La squadra mobile di Belluno ha denunciato all’autorità giudiziaria 5 persone per truffa in concorso. Tutti di età compresa tra i 25 e i 40 anni, residenti fuori provincia: in parte nel Bresciano e in parte nella provincia di Chieti.
Il caso nasce a inizio luglio, quando un cittadino bellunese decide di vendere i mobili di una sua camera da letto. E l’annuncio viene pubblicato su www.subito.it: costo? 400 euro. Immediatamente si fa avanti uno sconosciuto: «Sono disposto a pagare un sovrapprezzo di 100 euro qualora la transazione avvenga con tempi celeri».
A quel punto, la vittima si reca a un Atm del centro, convinto dal truffatore che il corrispettivo della vendita gli sarebbe stato accreditato direttamente sul conto corrente. Inserita la tessera Bancomat, il bellunese segue le indicazioni del truffatore per l’importo di 502 euro. Ma l’operazione non va a buon fine. E la storia si ripete tre volte, con importi superiori al migliaio di euro.
Nonostante le insistenze del truffatore, la vittima si rifiuta di proseguire con ulteriori tentativi e sospende le comunicazioni con il delinquente, sospettando di essere stato truffato. E così è, visto che la filiale della banca documenta operazioni fraudolente per un totale 5.790 euro totali.

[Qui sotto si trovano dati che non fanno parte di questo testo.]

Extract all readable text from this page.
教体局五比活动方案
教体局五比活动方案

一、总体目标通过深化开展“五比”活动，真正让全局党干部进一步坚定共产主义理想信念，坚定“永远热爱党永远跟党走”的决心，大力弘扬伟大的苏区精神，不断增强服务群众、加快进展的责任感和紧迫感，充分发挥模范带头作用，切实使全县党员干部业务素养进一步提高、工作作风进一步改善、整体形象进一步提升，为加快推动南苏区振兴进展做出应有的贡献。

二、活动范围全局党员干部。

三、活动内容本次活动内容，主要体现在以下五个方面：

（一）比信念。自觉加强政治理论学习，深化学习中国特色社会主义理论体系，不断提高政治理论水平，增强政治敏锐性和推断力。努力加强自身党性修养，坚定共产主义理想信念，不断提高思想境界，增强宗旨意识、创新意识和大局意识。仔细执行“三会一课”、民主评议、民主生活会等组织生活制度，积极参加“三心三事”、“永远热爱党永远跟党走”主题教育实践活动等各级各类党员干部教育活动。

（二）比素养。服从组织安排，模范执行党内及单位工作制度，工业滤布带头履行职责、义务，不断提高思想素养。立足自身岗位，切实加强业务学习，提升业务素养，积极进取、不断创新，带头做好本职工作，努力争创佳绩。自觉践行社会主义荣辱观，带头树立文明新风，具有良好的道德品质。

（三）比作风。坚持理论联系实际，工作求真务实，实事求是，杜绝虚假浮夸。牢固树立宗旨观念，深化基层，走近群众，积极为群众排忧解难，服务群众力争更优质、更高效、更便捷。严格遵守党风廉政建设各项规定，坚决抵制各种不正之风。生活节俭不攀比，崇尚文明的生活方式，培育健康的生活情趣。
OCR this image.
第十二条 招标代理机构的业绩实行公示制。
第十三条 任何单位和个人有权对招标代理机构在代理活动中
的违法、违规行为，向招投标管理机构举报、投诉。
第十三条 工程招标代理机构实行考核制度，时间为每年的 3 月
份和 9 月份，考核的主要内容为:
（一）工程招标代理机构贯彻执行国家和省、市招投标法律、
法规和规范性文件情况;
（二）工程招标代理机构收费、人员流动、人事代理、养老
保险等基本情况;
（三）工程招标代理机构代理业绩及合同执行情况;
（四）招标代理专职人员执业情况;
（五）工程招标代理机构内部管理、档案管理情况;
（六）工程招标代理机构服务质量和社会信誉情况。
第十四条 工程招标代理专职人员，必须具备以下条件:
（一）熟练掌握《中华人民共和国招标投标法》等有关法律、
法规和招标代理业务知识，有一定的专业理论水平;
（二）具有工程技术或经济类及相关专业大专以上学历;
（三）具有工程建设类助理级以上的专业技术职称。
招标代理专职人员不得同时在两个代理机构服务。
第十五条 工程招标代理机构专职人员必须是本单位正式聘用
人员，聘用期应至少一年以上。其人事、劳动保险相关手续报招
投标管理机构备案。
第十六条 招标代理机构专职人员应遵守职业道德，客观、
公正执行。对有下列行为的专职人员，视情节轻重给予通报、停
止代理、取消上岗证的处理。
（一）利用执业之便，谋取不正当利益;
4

Poiché l’intestatario dell’utenza che aveva contattato la vittima appartiene a un soggetto straniero inesistente, l’analisi delle transazioni ha permesso agli investigatori di scoprire gli intestatari delle carte prepagate su cui è stato fatto confluire il denaro della vittima. Si tratta di soggetti con precedenti di polizia per reati analoghi commessi sull’intero territorio nazionale.
Si tratterà ora di comprendere se i denunciati siano o meno dei prestanome, utilizzati da un unico regista per intestare le carte prepagate e compiere questo tipo di frodi.